The declining influence would impact on appointments to key roles and the choice of policies pursued by the EU, he said.
"To have less power in Brussels is to defend less and less your national interests."
With the prospect of a referendum on EU membership in 2017 if Mr Cameron remains in Downing Street after the general election, Mr Prodi said: "If y ou don't want to be part of an evolving group you stay out, that is your choice.
"My preference is that you stay in, but ... I also think that in the global world if we don't stick together we simply disappear."
He added: "I think that you are important for Europe, but I think also that you cannot stop Europe."

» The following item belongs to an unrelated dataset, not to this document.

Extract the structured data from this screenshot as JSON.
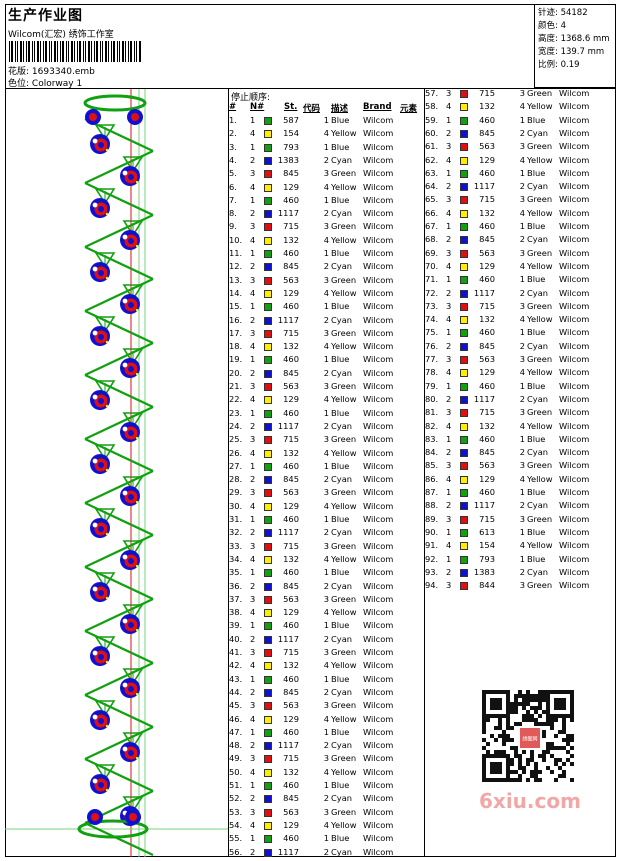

Asked if that meant a commitment to an ever-closer union he said: "Yes, because otherwise we disappear from the world stage and I don't want to be humiliated as we are going to be humiliated now."
Meanwhile, reports suggested that Mr Cameron could receive a boost in his push for reforms in Europe, with German chancellor Angela Merkel's party supporting tighter restrictions on child benefits being paid to migrant workers' offspring living elsewhere in the EU.
The Times reported that German conservatives are concerned that Romanian seasonal workers can claim at the national rate of £146 a month even if their children remain at home. The equivalent rate paid by the Romanian state is £7 a month.
MPs from Mrs Merkel's Christian Democratic Union (CDU) demanded that child benefit levels should be set according to the location of the child, rather than their parent, the newspaper said.